To explore the expression of breast cancer resistance protein (ABCG2), p-glycoprotein (P-gp) in residual breast cancer tissue after chemotherapy and their correlation with epithelial mesenchymal transition (EMT). Seventy-six cases of breast cancer were collected. The expression of ABCG2, P-gp and EMT markers E-cadherin and vimentin in residual breast cancer tissue after chemotherapy was detected by immunohistochemistry (EnVision method).
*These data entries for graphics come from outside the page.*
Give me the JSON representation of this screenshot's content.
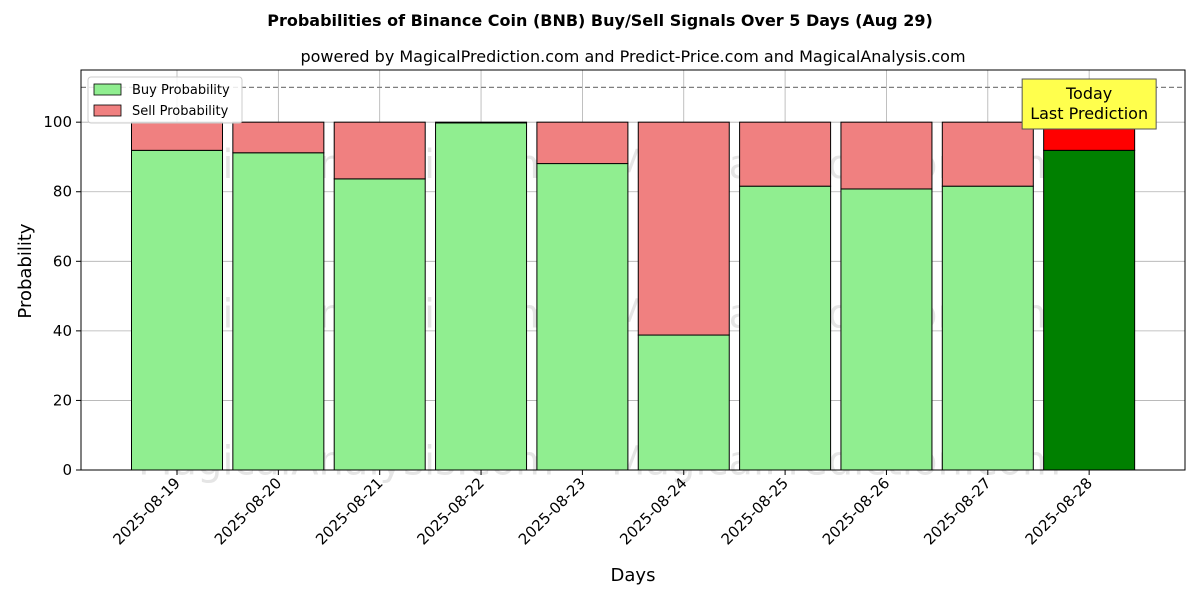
{
  "chart_data": {
    "type": "bar",
    "stacked": true,
    "title": "Probabilities of Binance Coin (BNB) Buy/Sell Signals Over 5 Days (Aug 29)",
    "subtitle": "powered by MagicalPrediction.com and Predict-Price.com and MagicalAnalysis.com",
    "xlabel": "Days",
    "ylabel": "Probability",
    "ylim": [
      0,
      115
    ],
    "yticks": [
      0,
      20,
      40,
      60,
      80,
      100
    ],
    "grid": true,
    "legend_position": "top-left",
    "threshold_line": 110,
    "categories": [
      "2025-08-19",
      "2025-08-20",
      "2025-08-21",
      "2025-08-22",
      "2025-08-23",
      "2025-08-24",
      "2025-08-25",
      "2025-08-26",
      "2025-08-27",
      "2025-08-28"
    ],
    "series": [
      {
        "name": "Buy Probability",
        "values": [
          91.9,
          91.2,
          83.7,
          99.8,
          88.1,
          38.8,
          81.6,
          80.8,
          81.6,
          91.9
        ],
        "color": "#90ee90",
        "highlight_color": "#008000"
      },
      {
        "name": "Sell Probability",
        "values": [
          8.1,
          8.8,
          16.3,
          0.2,
          11.9,
          61.2,
          18.4,
          19.2,
          18.4,
          8.1
        ],
        "color": "#f08080",
        "highlight_color": "#ff0000"
      }
    ],
    "highlight_index": 9,
    "annotation": {
      "lines": [
        "Today",
        "Last Prediction"
      ],
      "box_color": "#ffff4d",
      "target_index": 9
    },
    "watermarks": [
      "MagicalAnalysis.com",
      "MagicalPrediction.com"
    ]
  }
}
MCF7 cells were divided into three group:untreated control group, positive control (TGF-β1 induced) group and drug surviving cells (DSC) group (selected viable MCF7 cells after docetaxel and epirubicin treatment). The expression of EMT markers E-cadherin and vimentin was detected by immunofluorescence. The mRNA and protein expression of ABCG2, P-gp and EMT markers were detected by reverse transcription-polymerase chain reaction (RT-PCR) and Western blot, respectively. Compared with breast cancer tissue before chemotherapy, ABCG2, P-gp and vimentin protein were highly expressed in residual breast cancer tissue after chemotherapy. The expression of ABCG2 and P-gp correlated positively with vimentin protein (r1=0.97, P1=0.000; r2=0.83, P2=0.001) and negatively with E-cadherin protein (r3=-0.55, P3=0.010; r4=-0.43, P4=0.020) expression. RT-PCR results showed that ABCG2, P-gp and vimentin mRNA were highly expressed in residual breast cancer tissue after chemotherapy. The expression of ABCG2 and P-gp mRNA correlated positively with vimentin mRNA (r1=0.99, r2=0.96, P<0.05) but negatively with E-cadherin protein (r3=-0.99, r4=-0.98, P<0.05); Western blot showed that ABCG2, P-gp and vimentin protein were highly expressed in residual breast cancer tissue after chemotherapy. The expression of ABCG2 and P-gp protein correlated positively with vimentin protein (r1=0.98, r2=0.89, P<0.05) and negatively with E-cadherin protein (r3=-0.47, r4=-0.33, P<0.05). The expression of resistance-associated proteins in the residual breast cancer tissue after chemotherapy is significantly correlated with EMT. The expression of EMT profile may be one of important mechanisms for multidrug resistance in breast cancer.